BIST has announced the five winners of the first phase of this year’s BIST Ignite Programme. In the fifth edition of the programme, most of the grant-winning projects focus on health and more specifically on the search for new therapeutic alternatives for diseases that have no cure. These include neurodegenerative diseases such as Huntington’s chorea, triple negative breast cancer, muscular dystrophies such as Duchenne disease, and the pathological accumulation of senescent cells – which the project SENESGOLD, presented by ICIQ in collaboration with IRB Barcelona, aims to tackle.
SENESGOLD: eliminating senescent cells by synthesising senolytic drugs within the cells themselves
Senescent cells are damaged cells that have stopped their replication mechanism and are supposed to be eliminated by our immune system. However, this does not always happen, leading to a pathological accumulation of senescent cells. This is linked to age-related diseases, as well as to the side effects of very aggressive treatments like chemotherapy. Eliminating these senescent cells is a therapeutic objective to treat these diseases, and is the goal of the SENESGOLD project, co-led by Marc Montesinos (postdoctoral researcher in the Echavarren group) and José Alberto López, Postdoctoral Researchers from ICIQ and IRB Barcelona, respectively.
“The project combines two very novel research areas: research in the biology of senescent cells, and the catalysis of drugs within the cells themselves. The challenge of this project is to carry out this catalysis inside the specific cells we want,” explains José Alberto López. To do this, the project uses the beta-galactosidase enzyme, which is most active in senescent cells, as a marker. This enzyme will activate small molecules containing gold atoms inside the cells, “which in several recent studies has been shown to activate bonds with organic compounds that other metallic compounds cannot,” says Montesinos, with the aim of developing a catalytic drug production system (prodrug) that has the capacity to eliminate senescent cells “in vivo.”
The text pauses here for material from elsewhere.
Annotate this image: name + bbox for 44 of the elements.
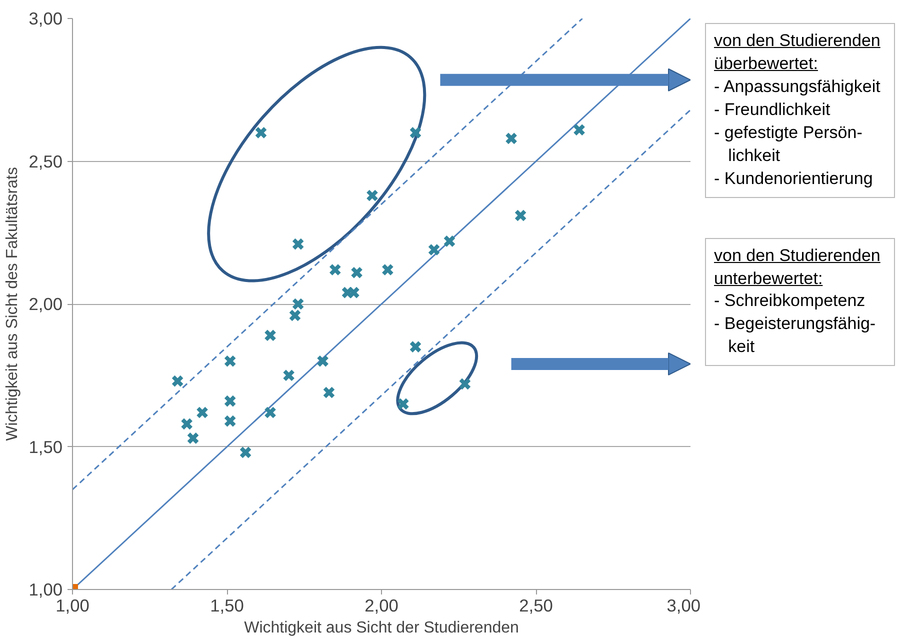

The BIST Ignite programme promotes multidisciplinary collaborations at the frontiers of knowledge to solve scientific and societal challenges that have yet to be solved by cutting-edge research. In this edition, ten research teams from various BIST centres will combine their capabilities in genetics, chemistry, molecular biology, bioengineering, photonics, biosensors and new materials to provide new scientific answers to major open challenges in health and fundamental physics.